It all just sort of happened.
We had an event in Durham on Sunday, and my sister-in-law has a small corporate apartment just outside the Raleigh Beltway that she only uses on weeknights. One of our kids is technically an adult, and all of them are too lazy to get into any real trouble.
So we found ourselves packing to drive to Raleigh on Saturday morning for a quick overnight, followed by a shot to Durham and then home before dinner on Sunday night.
Before we left. I looked longingly at my home workspace.
“Are we going to leave our computers at home?” I asked my wife.
My wife runs her own business, requiring near-constant attention, as well as maintaining all the various household accounts. I myself have been so immersed in work for the last… 15 years?… that it hadn’t occurred to me until that moment to leave my laptop behind.

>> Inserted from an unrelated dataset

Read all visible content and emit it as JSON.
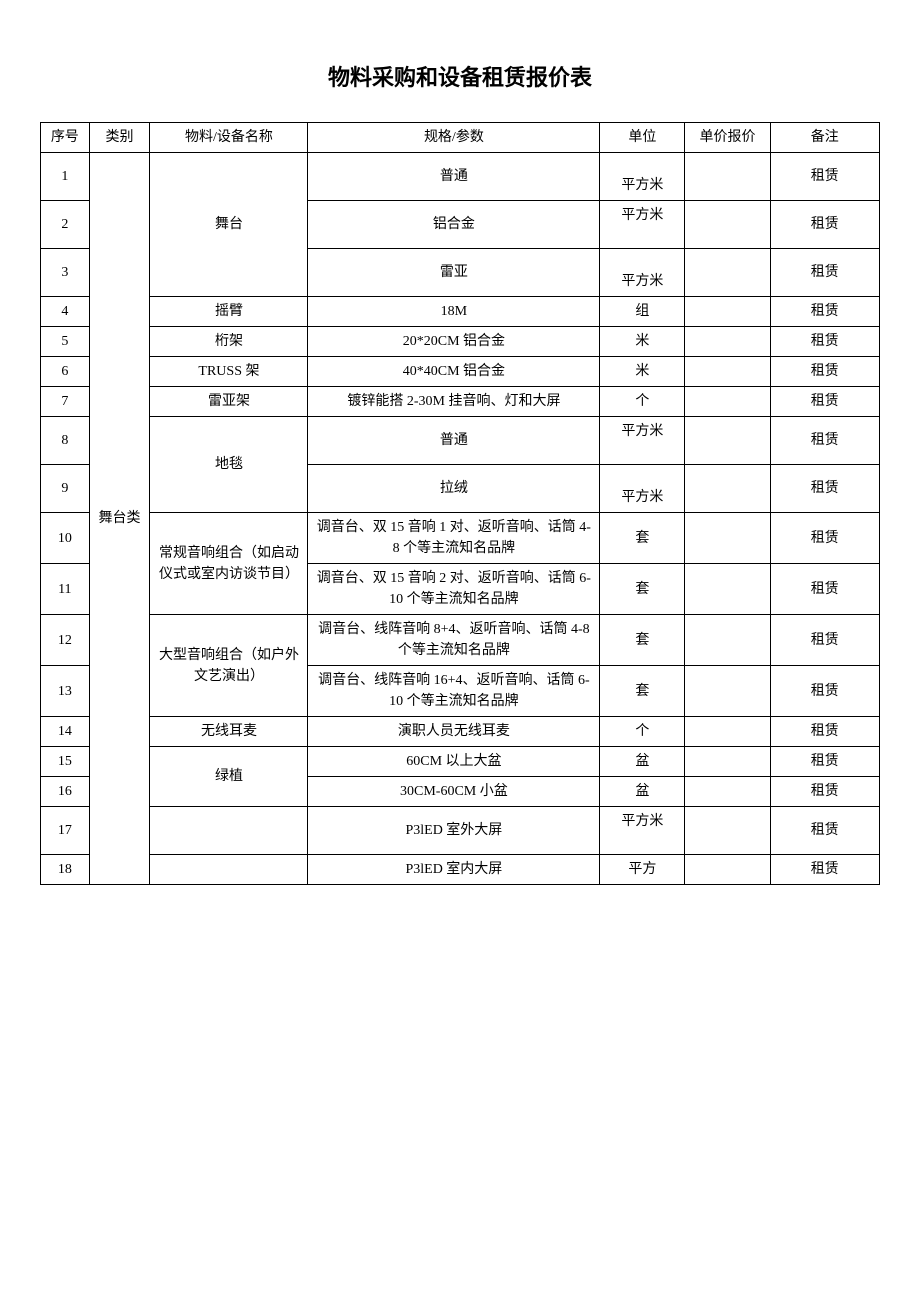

Since 2004, I have never traveled without my laptop tethering me to the world of work.
We looked at each other scandalously in that moment. And then we came to it at the same time: Yes! We would leave our laptops behind!
And then we scampered out the door before we changed our minds, giggling like we were ditching class to go skinny dipping.
Let me tell you where I am in my life: I spent 24 hours in a corporate apartment in an office park just outside the Beltway, with a courtyard pool, a gym, a coffee machine in the lobby that made more than a dozen kinds of hot and cold drinks, a pool table and absolutely no cell-phone reception, neither voice nor data. No emails. No Facebook. No texts or calls. No news alerts. I couldn’t even play games on my phone, and every photo would have to be a Latergram.
We had no choice but to disengage — but also to engage… with each other, the hot sun blinking off the dappled surface of the pool and the slow shadows that wound from one side of the courtyard to the other.
We went analog for a day, leaving no digital footprints behind, like it never even happened.